Gelet op de onzekere tijdsduur van het aangekondigde nadere onderzoek, ziet de rechtbank af van toepassing van de zogenoemde bestuurlijke lus.
7. Omdat de rechtbank dit deel van het beroep gegrond verklaart, bepaalt de rechtbank dat verweerder aan eiser het door hem betaalde griffierecht vergoedt.

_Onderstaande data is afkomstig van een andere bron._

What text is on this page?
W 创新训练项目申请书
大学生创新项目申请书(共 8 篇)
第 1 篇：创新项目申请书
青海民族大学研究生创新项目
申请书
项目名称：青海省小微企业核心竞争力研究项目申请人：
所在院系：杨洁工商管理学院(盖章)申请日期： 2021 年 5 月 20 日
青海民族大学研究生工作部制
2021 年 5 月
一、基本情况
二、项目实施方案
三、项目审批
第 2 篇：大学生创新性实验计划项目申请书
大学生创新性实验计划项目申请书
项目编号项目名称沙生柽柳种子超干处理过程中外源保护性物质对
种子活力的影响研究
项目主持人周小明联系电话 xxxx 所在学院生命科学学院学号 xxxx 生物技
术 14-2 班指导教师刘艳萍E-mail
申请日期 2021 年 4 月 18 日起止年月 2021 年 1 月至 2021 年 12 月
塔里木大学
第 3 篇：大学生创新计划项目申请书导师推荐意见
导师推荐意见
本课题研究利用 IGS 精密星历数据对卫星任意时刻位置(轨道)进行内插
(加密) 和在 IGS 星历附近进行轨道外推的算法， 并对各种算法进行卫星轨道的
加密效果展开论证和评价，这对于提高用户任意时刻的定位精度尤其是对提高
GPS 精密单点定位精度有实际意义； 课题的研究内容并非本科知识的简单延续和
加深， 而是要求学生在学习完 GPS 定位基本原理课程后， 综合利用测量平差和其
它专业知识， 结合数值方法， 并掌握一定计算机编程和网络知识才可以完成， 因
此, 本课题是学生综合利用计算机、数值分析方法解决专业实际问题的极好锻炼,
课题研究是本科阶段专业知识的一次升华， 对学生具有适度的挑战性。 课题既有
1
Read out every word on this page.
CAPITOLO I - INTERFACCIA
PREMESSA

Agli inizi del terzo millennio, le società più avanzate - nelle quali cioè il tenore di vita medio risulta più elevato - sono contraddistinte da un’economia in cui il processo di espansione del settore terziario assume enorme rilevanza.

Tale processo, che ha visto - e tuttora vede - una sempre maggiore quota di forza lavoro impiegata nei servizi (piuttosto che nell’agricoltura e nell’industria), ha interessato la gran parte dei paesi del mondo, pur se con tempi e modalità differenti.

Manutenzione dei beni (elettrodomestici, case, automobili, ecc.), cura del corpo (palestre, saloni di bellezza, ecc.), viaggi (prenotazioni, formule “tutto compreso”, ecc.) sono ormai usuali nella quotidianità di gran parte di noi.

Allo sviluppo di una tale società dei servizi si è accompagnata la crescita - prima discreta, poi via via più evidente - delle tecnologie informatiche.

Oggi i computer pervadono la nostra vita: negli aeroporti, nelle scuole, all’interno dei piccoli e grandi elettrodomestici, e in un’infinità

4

8. De rechtbank veroordeelt verweerder in de door eiser gemaakte proceskosten. Deze kosten stelt de rechtbank op grond van het Besluit proceskosten bestuursrecht voor de door een derde beroepsmatig verleende rechtsbijstand vast op € 1.002,- (1 punt voor het indienen van het beroepschrift en 1 punt voor het verschijnen ter zitting, met een waarde per punt van € 501,- en wegingsfactor 1). Omtrent de gemaakte kosten in het bezwaar tegen primair besluit 2 zal verweerder een beslissing dienen te nemen in de te nemen nieuwe beslissing op dat bezwaar.
Beslissing
De rechtbank:
- -
-
verklaart het beroep gegrond en vernietigt het bestreden besluit, voor zover het primair besluit 2 betreft;
- -
-
draagt verweerder op na afronding van het onder 6.1. genoemde onderzoek opnieuw te beslissen op het door eiser tegen primair besluit 2 gemaakte bezwaar;
- -
-
verklaart het beroep voor het overige ongegrond;
- -
-
bepaalt dat verweerder aan eiser het betaalde griffierecht van € 46,- vergoedt;
- -
-
veroordeelt verweerder in de proceskosten van eiser tot een bedrag van € 1.002,-.
Deze uitspraak is gedaan door mr. M. van Baaren, voorzitter, en mr. dr. P.G.J. van den Berg en mr. I.S. Vreken-Westra, leden, in aanwezigheid van J. Bijleveld, griffier. De beslissing is in het openbaar uitgesproken op 22 februari 2018.